Self-Assembling Peptides Alter Cell Death Pathway for Pyroptosis-Enhanced Immune Activation

Pyroptosis, a pro-inflammatory form of programmed cell death, represents a promising strategy for cancer immunotherapy by eliciting robust antitumor immunity. Herein, we developed Lonidamine-WEWTWY (LND-W), a self-assembling peptide-drug conjugate that reprograms the cell death mechanism of Lonidamine from apoptosis to pyroptosis. The LND-W conjugate spontaneously forms stable nanofibers that selectively disrupt cancer cell membranes, triggering pyroptosis through membrane damage, reactive oxygen species (ROS) generation, and gasdermin E (GSDME) activation. In 4T1 breast cancer models, LND-W induced characteristic pyroptotic features, including Interleukin-1beta (IL-1β)/Interleukin-18 (IL-18) release and immunogenic cell death (ICD) marker exposure.
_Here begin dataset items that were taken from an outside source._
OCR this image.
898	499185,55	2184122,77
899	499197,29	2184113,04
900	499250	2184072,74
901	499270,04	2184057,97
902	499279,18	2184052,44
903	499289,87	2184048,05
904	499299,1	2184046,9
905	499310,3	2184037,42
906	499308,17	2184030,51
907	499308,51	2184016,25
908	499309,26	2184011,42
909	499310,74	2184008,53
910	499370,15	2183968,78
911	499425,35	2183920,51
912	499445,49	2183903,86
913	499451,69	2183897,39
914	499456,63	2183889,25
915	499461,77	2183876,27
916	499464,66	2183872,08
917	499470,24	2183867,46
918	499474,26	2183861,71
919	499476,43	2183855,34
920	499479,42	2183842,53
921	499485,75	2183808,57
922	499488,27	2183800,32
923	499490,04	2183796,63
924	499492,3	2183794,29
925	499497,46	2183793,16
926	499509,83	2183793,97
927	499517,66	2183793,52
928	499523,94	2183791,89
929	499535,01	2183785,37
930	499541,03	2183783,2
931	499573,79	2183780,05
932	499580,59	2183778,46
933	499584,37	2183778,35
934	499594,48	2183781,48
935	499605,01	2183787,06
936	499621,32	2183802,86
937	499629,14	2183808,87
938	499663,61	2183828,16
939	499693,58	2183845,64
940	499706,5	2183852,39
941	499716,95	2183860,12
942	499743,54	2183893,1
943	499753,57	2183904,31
When formulated as an injectable hydrogel (Gel LND-W), the system demonstrated enhanced tumor retention and superior antitumor efficacy, significantly inhibiting primary tumor growth and metastasis while activating both innate and adaptive immunity. Transcriptomic profiling revealed upregulation of pyroptosis-associated inflammatory pathways in treated tumors. This work establishes peptide self-assembly as a powerful approach to induce pyroptosis and advances a novel platform for immunogenic cancer therapy.